Q-Detection leverages quantum computing to enhance the detection of data poisoning attacks in machine learning, offering faster and more effective defense mechanisms against malicious data manipulations.

Contribution

This paper introduces Q-Detection, the first quantum-classical hybrid method for detecting data poisoning, demonstrating improved speed and effectiveness over classical approaches.

Findings

Q-Detection outperforms baseline methods in detecting poisoning attacks.

Experimental results show effective defense against label manipulation and backdoor attacks.
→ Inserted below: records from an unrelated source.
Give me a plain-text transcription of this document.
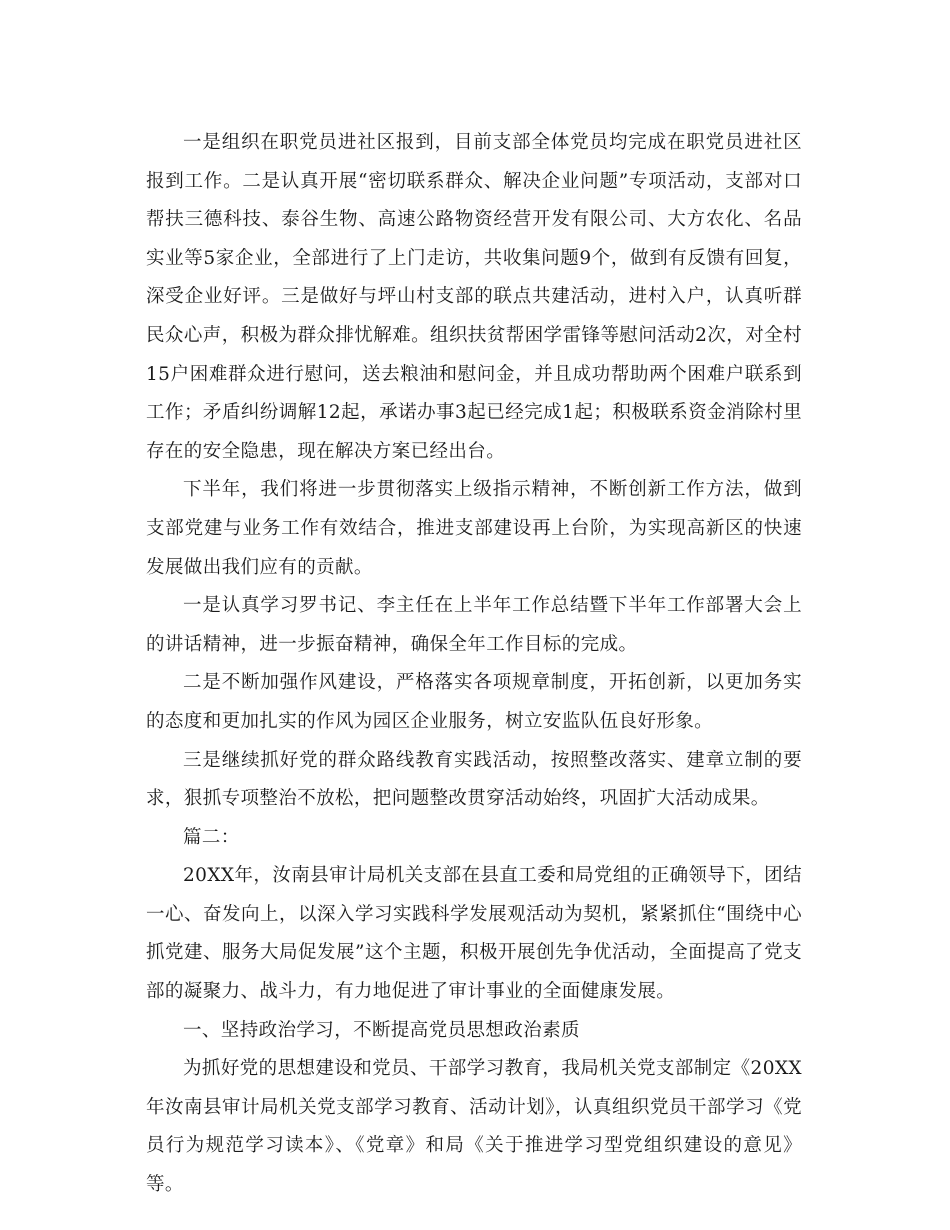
一是组织在职党员进社区报到，目前支部全体党员均完成在职党员进社区报到工作。二是认真开展“密切联系群众、解决企业问题”专项活动，支部对口帮扶三德科技、泰谷生物、高速公路物资经营开发有限公司、大方农化、名品实业等5家企业，全部进行了上门走访，共收集问题9个，做到有反馈有回复，深受企业好评。三是做好与坪山村支部的联点共建活动，进村入户，认真听群民众心声，积极为群众排忧解难。组织扶贫帮困学雷锋等慰问活动2次，对全村15户困难群众进行慰问，送去粮油和慰问金，并且成功帮助两个困难户联系到工作；矛盾纠纷调解12起，承诺办事3起已经完成1起；积极联系资金消除村里存在的安全隐患，现在解决方案已经出台。

下半年，我们将进一步贯彻落实上级指示精神，不断创新工作方法，做到支部党建与业务工作有效结合，推进支部建设再上台阶，为实现高新区的快速发展做出我们应有的贡献。

一是认真学习罗书记、李主任在上半年工作总结暨下半年工作部署大会上的讲话精神，进一步振奋精神，确保全年工作目标的完成。

二是不断加强作风建设，严格落实各项规章制度，开拓创新，以更加务实的态度和更加扎实的作风为园区企业服务，树立安监队伍良好形象。

三是继续抓好党的群众路线教育实践活动，按照整改落实、建章立制的要求，狠抓专项整治不放松，把问题整改贯穿活动始终，巩固扩大活动成果。

篇二：

20XX年，汝南县审计局机关支部在县直工委和局党组的正确领导下，团结一心、奋发向上，以深入学习实践科学发展观活动为契机，紧紧抓住“围绕中心抓党建、服务大局促发展”这个主题，积极开展创先争优活动，全面提高了党支部的凝聚力、战斗力，有力地促进了审计事业的全面健康发展。

一、坚持政治学习，不断提高党员思想政治素质

为抓好党的思想建设和党员、干部学习教育，我局机关党支部制定《20XX年汝南县审计局机关党支部学习教育、活动计划》，认真组织党员干部学习《党员行为规范学习读本》、《党章》和局《关于推进学习型党组织建设的意见》等。
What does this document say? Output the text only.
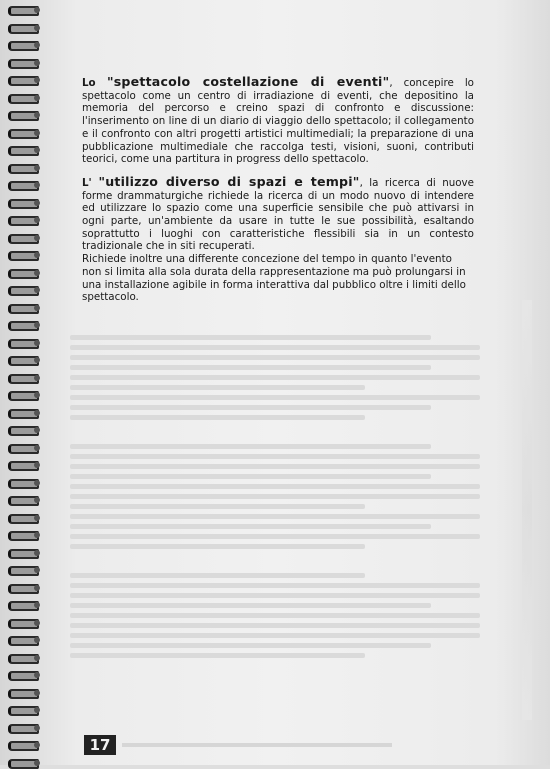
Lo "spettacolo costellazione di eventi", concepire lo spettacolo come un centro di irradiazione di eventi, che depositino la memoria del percorso e creino spazi di confronto e discussione: l'inserimento on line di un diario di viaggio dello spettacolo; il collegamento e il confronto con altri progetti artistici multimediali; la preparazione di una pubblicazione multimediale che raccolga testi, visioni, suoni, contributi teorici, come una partitura in progress dello spettacolo.

L' "utilizzo diverso di spazi e tempi", la ricerca di nuove forme drammaturgiche richiede la ricerca di un modo nuovo di intendere ed utilizzare lo spazio come una superficie sensibile che può attivarsi in ogni parte, un'ambiente da usare in tutte le sue possibilità, esaltando soprattutto i luoghi con caratteristiche flessibili sia in un contesto tradizionale che in siti recuperati.
Richiede inoltre una differente concezione del tempo in quanto l'evento non si limita alla sola durata della rappresentazione ma può prolungarsi in una installazione agibile in forma interattiva dal pubblico oltre i limiti dello spettacolo.

17
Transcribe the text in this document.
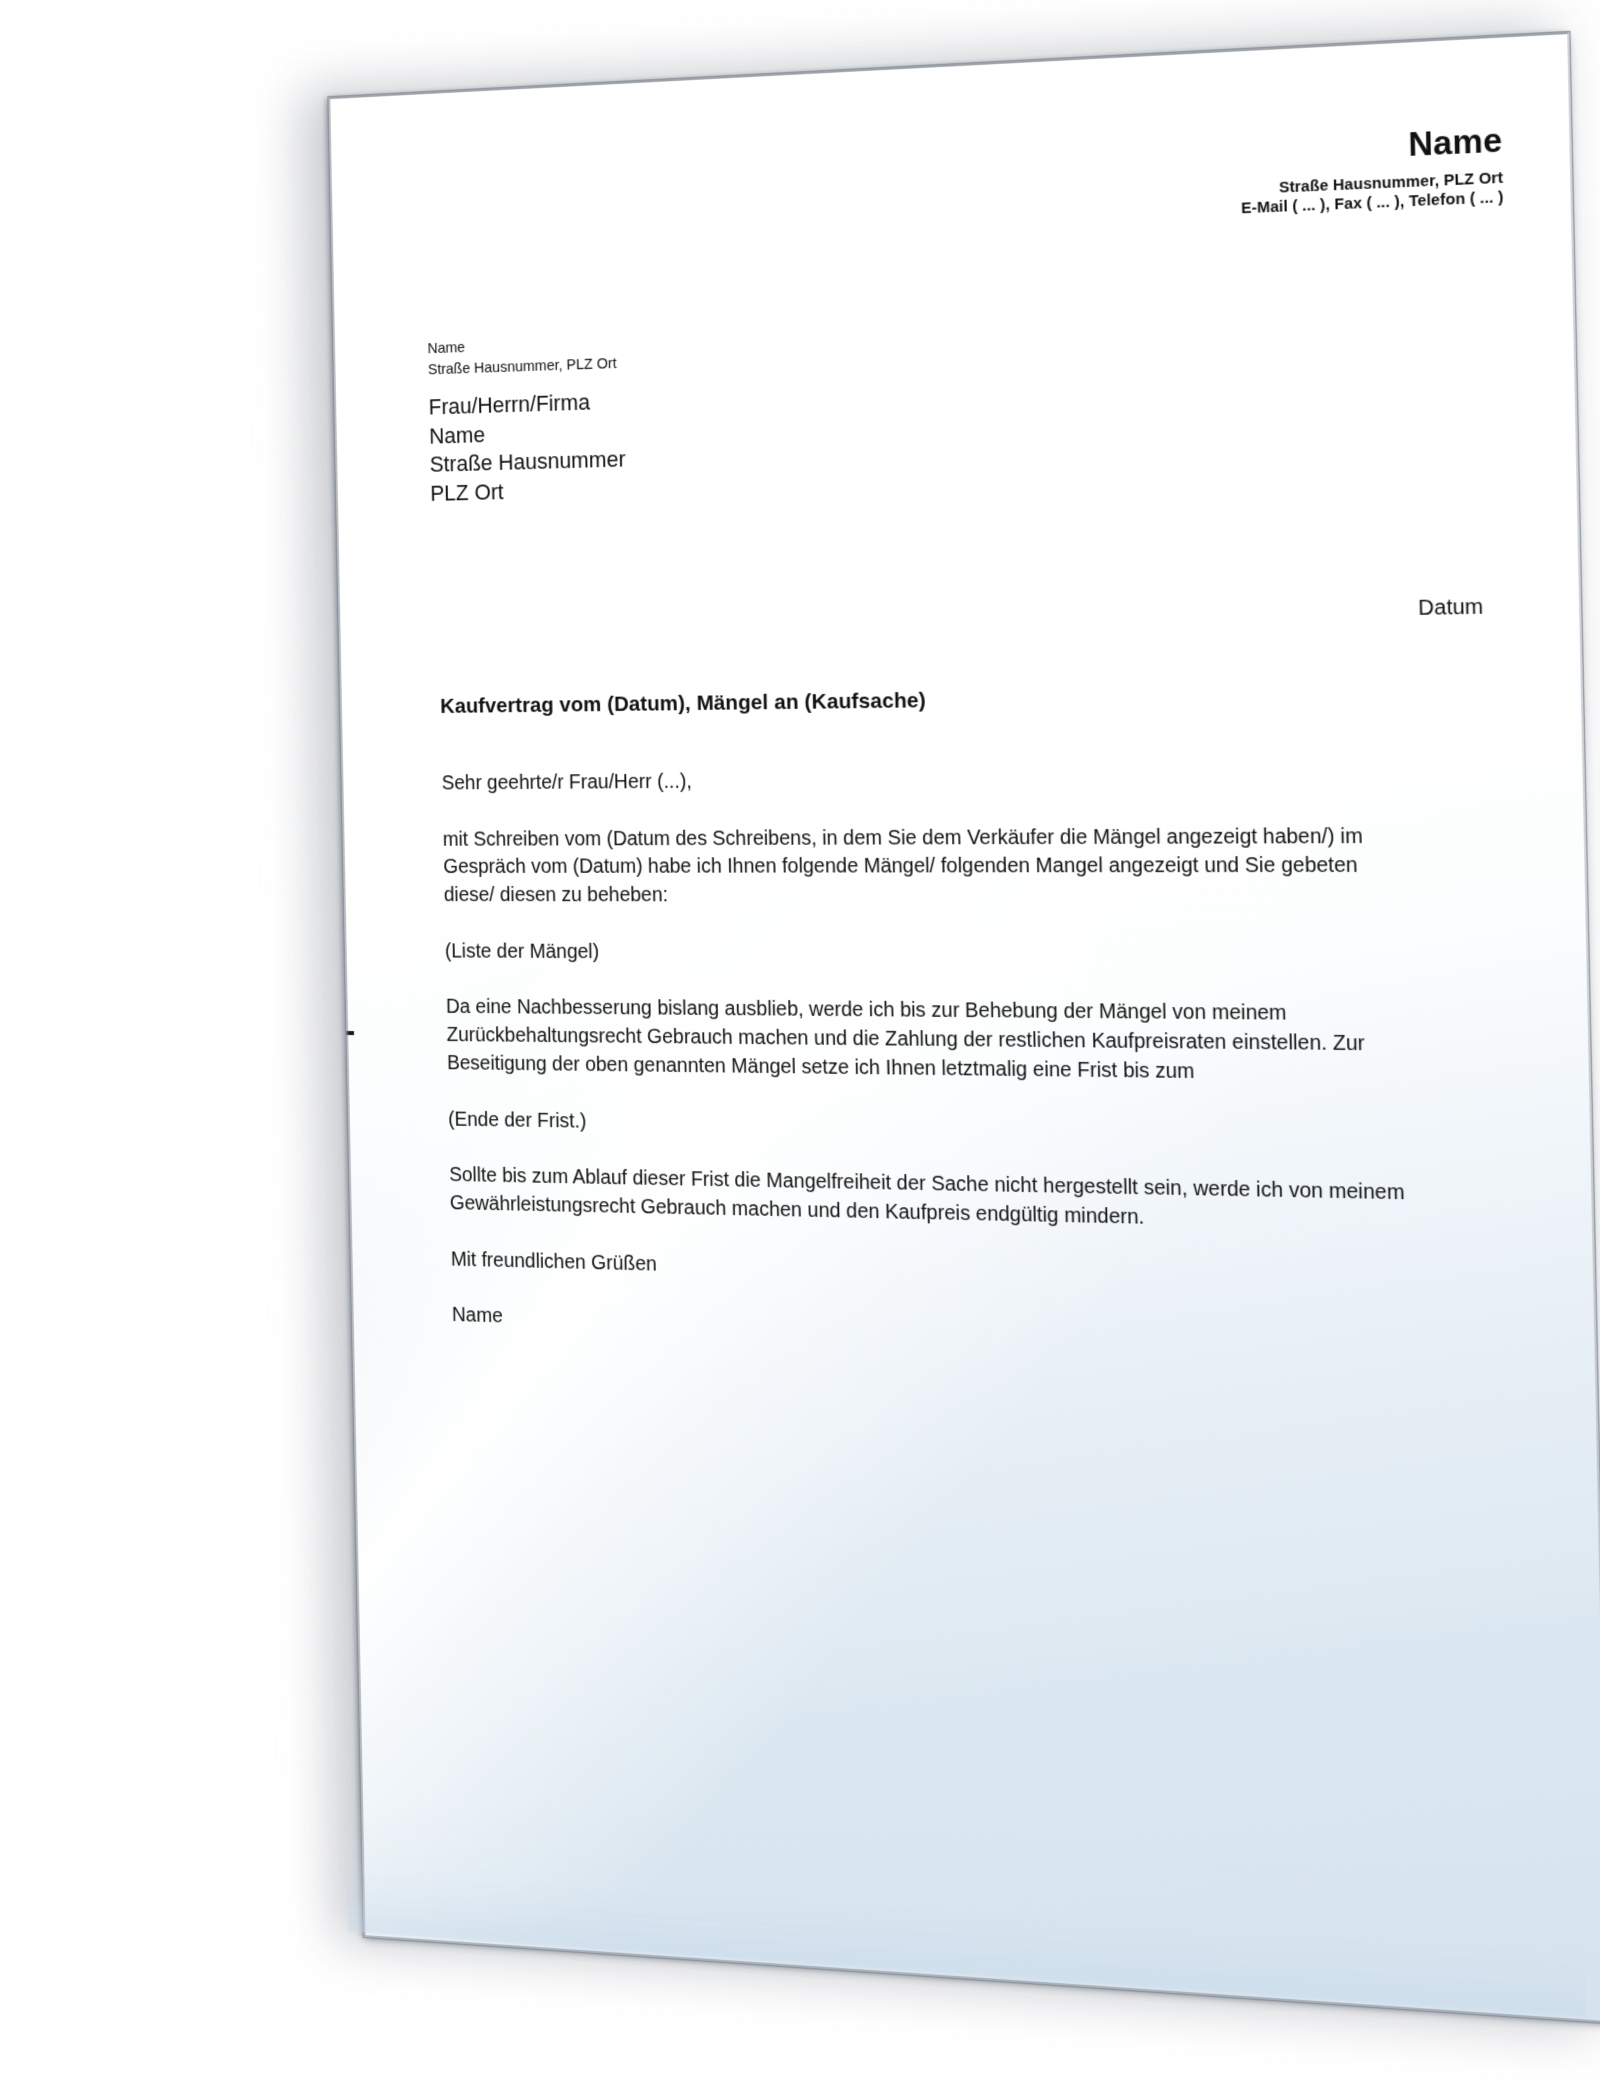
Name
Straße Hausnummer, PLZ Ort
E-Mail ( ... ), Fax ( ... ), Telefon ( ... )
Name
Straße Hausnummer, PLZ Ort
Frau/Herrn/Firma
Name
Straße Hausnummer
PLZ Ort
Datum
Kaufvertrag vom (Datum), Mängel an (Kaufsache)

Sehr geehrte/r Frau/Herr (...),

mit Schreiben vom (Datum des Schreibens, in dem Sie dem Verkäufer die Mängel angezeigt haben/) im Gespräch vom (Datum) habe ich Ihnen folgende Mängel/ folgenden Mangel angezeigt und Sie gebeten diese/ diesen zu beheben:

(Liste der Mängel)

Da eine Nachbesserung bislang ausblieb, werde ich bis zur Behebung der Mängel von meinem Zurückbehaltungsrecht Gebrauch machen und die Zahlung der restlichen Kaufpreisraten einstellen. Zur Beseitigung der oben genannten Mängel setze ich Ihnen letztmalig eine Frist bis zum

(Ende der Frist.)

Sollte bis zum Ablauf dieser Frist die Mangelfreiheit der Sache nicht hergestellt sein, werde ich von meinem Gewährleistungsrecht Gebrauch machen und den Kaufpreis endgültig mindern.

Mit freundlichen Grüßen

Name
Theoretical analysis indicates over 20% speedup with quantum computing.

Abstract

Data poisoning attacks pose significant threats to machine learning models by introducing malicious data into the training process, thereby degrading model performance or manipulating predictions. Detecting and sifting out poisoned data is an important method to prevent data poisoning attacks. Limited by classical computation frameworks, upcoming larger-scale and more complex datasets may pose difficulties for detection. We introduce the unique speedup of quantum computing for the first time in the task of detecting data poisoning. We present Q-Detection, a quantum-classical hybrid defense method for detecting poisoning attacks. Q-Detection also introduces the Q-WAN, which is optimized using quantum computing devices. Experimental results using multiple quantum simulation libraries show that Q-Detection effectively defends against label manipulation and backdoor attacks. The metrics demonstrate that Q-Detection consistently outperforms the baseline methods and is comparable to the state-of-the-art. Theoretical analysis shows that Q-Detection is expected to achieve more than a 20% speedup using quantum computing power.